Oyuncu kadrosunu BKM ve Ferzan ile birlikte seçtik. Belirli tarihlerde müsait olan oyunculara tabii ki baktık. Sonra gördüğümüz oyuncular için de hangi tarihte çekeceğiz, kimler müsait ona dikat ettik. Çiftleri birbirine yakıştırma durumu oldu. Kim kiminle daha inandırıcı bir çift olur diye. Bütün bu olasılıklardan bir denklem çıktı ortaya ve denklemle bir netice çıktı ve biz bu niteceden çok mutluyuz.

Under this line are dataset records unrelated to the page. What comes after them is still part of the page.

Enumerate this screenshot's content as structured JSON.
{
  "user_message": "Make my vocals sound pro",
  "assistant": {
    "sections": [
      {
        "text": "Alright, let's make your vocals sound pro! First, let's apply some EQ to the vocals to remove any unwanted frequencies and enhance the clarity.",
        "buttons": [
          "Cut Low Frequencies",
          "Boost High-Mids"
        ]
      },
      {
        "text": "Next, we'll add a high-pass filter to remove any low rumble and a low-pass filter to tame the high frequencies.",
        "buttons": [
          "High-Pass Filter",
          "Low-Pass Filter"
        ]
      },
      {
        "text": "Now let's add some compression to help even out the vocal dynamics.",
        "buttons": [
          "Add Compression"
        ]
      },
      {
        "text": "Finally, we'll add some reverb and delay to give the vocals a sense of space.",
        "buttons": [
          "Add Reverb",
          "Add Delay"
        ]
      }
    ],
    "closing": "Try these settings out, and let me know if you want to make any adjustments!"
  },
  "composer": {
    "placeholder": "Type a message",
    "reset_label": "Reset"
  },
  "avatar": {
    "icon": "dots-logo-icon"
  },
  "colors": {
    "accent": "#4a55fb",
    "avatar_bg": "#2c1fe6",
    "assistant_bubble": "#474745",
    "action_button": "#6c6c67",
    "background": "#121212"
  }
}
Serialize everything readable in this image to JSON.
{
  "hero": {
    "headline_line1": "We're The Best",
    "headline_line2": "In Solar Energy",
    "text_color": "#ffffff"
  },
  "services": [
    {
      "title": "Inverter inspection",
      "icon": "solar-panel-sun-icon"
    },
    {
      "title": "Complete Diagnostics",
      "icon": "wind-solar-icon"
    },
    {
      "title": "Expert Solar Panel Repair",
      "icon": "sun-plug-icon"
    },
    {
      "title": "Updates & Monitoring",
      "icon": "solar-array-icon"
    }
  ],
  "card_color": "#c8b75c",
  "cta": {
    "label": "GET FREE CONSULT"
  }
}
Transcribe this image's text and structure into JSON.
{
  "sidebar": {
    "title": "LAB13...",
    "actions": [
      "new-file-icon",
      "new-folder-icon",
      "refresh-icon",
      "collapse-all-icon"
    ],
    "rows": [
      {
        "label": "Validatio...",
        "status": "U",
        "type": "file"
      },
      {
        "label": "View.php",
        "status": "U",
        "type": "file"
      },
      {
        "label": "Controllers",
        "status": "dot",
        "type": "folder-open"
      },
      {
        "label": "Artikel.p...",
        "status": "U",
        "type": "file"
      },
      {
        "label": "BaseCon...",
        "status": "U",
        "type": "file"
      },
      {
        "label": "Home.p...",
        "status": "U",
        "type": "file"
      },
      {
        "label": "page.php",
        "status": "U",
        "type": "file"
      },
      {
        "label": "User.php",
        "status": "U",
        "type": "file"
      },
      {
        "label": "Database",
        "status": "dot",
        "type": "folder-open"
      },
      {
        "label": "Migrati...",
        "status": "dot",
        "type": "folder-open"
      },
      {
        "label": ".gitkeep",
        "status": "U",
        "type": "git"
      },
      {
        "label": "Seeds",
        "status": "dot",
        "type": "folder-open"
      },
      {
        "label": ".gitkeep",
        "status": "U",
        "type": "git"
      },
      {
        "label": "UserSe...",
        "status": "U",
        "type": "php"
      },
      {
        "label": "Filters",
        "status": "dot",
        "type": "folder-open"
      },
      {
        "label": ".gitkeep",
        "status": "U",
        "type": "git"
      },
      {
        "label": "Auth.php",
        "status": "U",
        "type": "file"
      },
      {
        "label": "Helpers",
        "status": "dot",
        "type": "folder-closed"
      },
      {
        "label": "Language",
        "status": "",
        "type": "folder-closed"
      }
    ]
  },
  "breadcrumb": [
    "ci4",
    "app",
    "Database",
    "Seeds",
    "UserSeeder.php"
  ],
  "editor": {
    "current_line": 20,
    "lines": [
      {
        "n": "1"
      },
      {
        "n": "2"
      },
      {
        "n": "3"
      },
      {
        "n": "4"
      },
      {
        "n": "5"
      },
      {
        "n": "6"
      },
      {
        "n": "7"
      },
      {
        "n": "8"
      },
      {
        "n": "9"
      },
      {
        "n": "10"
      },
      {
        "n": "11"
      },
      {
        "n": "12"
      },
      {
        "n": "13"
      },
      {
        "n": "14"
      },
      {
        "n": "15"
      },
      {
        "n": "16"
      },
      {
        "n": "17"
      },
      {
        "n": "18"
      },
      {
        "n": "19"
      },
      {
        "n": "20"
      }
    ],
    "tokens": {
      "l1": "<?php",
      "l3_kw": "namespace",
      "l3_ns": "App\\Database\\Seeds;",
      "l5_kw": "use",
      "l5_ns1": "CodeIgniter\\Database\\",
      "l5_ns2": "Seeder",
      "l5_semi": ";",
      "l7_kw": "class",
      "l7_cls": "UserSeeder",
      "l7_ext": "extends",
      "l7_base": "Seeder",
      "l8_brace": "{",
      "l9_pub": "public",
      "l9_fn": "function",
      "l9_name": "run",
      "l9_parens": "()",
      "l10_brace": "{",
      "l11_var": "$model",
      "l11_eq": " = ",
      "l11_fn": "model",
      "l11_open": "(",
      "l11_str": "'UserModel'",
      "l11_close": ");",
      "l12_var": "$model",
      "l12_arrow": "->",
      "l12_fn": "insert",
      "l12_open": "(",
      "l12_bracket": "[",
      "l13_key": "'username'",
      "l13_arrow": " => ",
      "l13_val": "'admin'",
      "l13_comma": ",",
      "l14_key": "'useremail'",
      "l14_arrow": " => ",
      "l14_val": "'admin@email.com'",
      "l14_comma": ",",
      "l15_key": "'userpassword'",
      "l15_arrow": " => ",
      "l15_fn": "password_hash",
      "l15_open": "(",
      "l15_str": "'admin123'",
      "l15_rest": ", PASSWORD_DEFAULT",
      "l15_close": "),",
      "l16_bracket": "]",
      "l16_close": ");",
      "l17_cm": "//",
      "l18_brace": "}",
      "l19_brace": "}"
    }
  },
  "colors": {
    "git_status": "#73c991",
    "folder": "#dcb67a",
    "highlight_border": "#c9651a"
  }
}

Filmin çekimleri bir stüdyoda gerçekleşti. Peki hiç gerçek mekân kullandınız mı?

Ümraniye’de bir stüdyoda, platoda çalıştık. Onun hem iyi hem kötü yanları var. Stüdyoda çalışmak tabii ki çekim açısından çok rahatlatıcı, kamera hareketleri açıları ona göre ferahfeza oluyor. Birkaç tane farklı mekânda iş yaptık. Şebnem ile Buğra’nın oynadığı ve Leyla ile Şükrü’nün evi gerçek bir mekândı. Onun dışında da gerçek bir mekân görmüyoruz zaten. Sanat yönetmenimiz Deniz Göktürk Kobanbay bize çok güzel bir daire yaptı. Bugün Deniz’e “Deniz’ciğim ben galiba o daireyi satacağım” dedim. Çünkü bana bir takım sorular geliyor o daire nerede diye. “Hayali bir daire satacağım, stüdyodaki filmin dairesini satışa çıkaracağım” dedim çok güldü... Çok talip var, herkes “nerede bu daire” diye soruyor, öyle bir daire yok aslında. Hem Deniz’in yaptığı sahne düzeni çok çok güzel. Hem de o kadar inandırıcılık duygusu yüksek ki. Manzara yerleştirmeleri ve balkon çok iyi. Mesela bir oyuncu arkadaşım balkon nerede acaba dedi. Balkonu bir evde çekmişiz, iç mekanı bir stüdyoda yapmışız zannediyor. Balkon da dekor.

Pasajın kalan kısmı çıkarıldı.